There is a great deal more involved with "saving lives". And to both fully grasp "life saving" and to actualize "life saving" requires far more than just funding flu shots.

Though, if the goal for funding TB cures was to ONLY ensure that 100% of human beings do not have TB? Then I would be ok with it insofar as they had a goal "cure TB" and executed a sensible action to reach that goal. It would still be something of an idiotic goal with no discernable reasoning behind it...but at least the approach would fit the goal.

_J_ said...

Think of it in terms of balloons.

Goal: Everyone has a balloon.
Reason: For the sake of everyone having a balloon.
Action: Give everyone a balloon.

That would be a sensible endeavor insofar as it had internal consistency. We can question whether or not "balloon having" is a sensible or useful goal to have...but that is secondary to the Goal, Reason, Action relation.

BMG Foundation:
Goal: Fix teh world
Reason: Feel better about ourselves
Action: Fund TB medication for children living in squalor

That doesn't make one shit-stained inch of sense.

Roscoe said...

But you're assuming either that the foundation won't be A) following up upon latter complications.. or B) that they aren't actually just interested in curing TB,or what have you.

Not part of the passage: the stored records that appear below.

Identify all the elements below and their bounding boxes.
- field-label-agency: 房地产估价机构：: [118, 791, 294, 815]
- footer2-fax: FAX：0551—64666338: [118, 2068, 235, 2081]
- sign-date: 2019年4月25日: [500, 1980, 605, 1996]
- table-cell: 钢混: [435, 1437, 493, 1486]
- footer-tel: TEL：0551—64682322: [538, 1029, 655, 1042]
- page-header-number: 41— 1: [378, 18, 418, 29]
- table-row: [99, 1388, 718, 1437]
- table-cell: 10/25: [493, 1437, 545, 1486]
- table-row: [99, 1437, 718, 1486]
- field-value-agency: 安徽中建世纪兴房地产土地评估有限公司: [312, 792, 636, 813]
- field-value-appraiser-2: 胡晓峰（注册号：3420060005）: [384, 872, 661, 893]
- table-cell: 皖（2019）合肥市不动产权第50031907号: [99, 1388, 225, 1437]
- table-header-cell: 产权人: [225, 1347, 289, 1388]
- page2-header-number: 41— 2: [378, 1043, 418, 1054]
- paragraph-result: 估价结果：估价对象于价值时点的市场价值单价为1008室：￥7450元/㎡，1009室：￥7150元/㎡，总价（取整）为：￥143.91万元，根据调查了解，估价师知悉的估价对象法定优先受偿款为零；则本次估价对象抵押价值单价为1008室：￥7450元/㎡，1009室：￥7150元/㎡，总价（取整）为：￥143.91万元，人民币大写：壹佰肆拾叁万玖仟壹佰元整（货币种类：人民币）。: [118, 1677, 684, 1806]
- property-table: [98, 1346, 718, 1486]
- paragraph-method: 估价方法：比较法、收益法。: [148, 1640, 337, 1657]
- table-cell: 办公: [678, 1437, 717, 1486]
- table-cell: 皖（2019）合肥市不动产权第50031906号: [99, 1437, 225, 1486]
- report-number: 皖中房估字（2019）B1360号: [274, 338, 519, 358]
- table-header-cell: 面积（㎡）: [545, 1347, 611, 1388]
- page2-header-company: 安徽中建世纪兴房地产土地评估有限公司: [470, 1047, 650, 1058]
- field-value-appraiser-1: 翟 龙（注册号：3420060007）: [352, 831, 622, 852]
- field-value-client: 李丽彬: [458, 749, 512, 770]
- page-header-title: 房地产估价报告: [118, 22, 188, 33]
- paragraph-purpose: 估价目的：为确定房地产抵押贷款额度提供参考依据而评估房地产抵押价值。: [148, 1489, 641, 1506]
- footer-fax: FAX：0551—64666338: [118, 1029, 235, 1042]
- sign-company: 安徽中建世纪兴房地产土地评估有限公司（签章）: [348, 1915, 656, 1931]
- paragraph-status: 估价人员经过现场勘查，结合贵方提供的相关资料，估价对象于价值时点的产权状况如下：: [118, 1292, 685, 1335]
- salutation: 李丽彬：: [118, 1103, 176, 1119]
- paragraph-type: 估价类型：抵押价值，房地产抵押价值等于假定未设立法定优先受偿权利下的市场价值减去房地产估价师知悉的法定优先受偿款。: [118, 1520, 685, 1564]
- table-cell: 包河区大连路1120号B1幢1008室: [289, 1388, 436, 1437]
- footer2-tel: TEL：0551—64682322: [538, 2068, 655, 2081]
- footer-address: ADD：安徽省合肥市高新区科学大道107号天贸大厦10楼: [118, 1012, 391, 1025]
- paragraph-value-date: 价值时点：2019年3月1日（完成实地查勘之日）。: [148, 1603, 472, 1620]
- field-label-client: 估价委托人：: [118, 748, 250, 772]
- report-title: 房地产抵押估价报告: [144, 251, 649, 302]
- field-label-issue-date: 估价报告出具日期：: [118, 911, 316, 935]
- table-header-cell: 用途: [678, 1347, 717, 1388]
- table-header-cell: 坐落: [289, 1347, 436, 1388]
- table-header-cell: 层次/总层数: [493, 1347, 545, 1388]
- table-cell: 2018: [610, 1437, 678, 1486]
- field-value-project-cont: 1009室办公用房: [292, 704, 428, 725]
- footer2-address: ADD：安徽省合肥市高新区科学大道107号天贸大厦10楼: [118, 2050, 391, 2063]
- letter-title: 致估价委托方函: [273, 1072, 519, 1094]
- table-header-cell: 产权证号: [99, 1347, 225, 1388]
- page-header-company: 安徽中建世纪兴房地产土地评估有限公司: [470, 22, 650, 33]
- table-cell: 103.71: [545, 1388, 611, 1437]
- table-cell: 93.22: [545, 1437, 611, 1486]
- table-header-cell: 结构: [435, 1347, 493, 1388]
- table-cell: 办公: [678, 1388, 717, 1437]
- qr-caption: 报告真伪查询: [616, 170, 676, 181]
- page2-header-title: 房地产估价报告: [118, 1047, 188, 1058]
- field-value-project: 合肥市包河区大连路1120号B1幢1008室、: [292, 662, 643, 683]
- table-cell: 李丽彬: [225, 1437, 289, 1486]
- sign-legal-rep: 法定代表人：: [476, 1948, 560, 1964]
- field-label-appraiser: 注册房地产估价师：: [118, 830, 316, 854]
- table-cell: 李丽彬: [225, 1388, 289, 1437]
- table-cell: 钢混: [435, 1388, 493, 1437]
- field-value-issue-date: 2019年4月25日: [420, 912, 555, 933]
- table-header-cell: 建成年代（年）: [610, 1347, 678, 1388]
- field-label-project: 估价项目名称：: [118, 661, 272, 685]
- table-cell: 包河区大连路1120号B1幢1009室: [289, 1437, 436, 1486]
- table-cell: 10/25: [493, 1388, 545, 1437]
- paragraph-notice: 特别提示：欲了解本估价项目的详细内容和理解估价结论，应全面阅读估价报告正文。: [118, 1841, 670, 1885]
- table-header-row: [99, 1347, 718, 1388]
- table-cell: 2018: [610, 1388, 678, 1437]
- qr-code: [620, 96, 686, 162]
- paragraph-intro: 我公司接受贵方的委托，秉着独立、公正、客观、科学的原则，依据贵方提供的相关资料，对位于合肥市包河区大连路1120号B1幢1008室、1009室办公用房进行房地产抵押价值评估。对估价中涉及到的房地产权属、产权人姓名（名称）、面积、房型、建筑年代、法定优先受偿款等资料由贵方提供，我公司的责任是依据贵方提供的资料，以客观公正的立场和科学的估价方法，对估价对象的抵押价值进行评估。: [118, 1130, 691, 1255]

You're arguing FOR libraries on the grounds that they're for granting access to books.. but his libraries were also to improve education, to uplift everyone. And yet, Carnegie can't have people forced to go in and learn.

Essentially, you're arguing against the Gates foundation for not providing for every step of making someone's life perfect, but not for Carnegie. You're making unequal cases, either by extrapolating and assigning more responsibility to the Gates foundation, or by narrowly confining counter-examples.

But philanthropy doesn't come at issues that way. They have a surplus of money, and look to make visible, mesurable improvements in an issue...

Give the foundation time or at least the leeway to take an issue one step at a time, will ya?

Unknown said...

But by your own ideals the libraries must be a bad thing! Finite resources were wasted in that endeavor. Between land, building materials, and the books, those libraries were massive wastes of resources. Think of the trees, and finite amount of building materials and land that were used.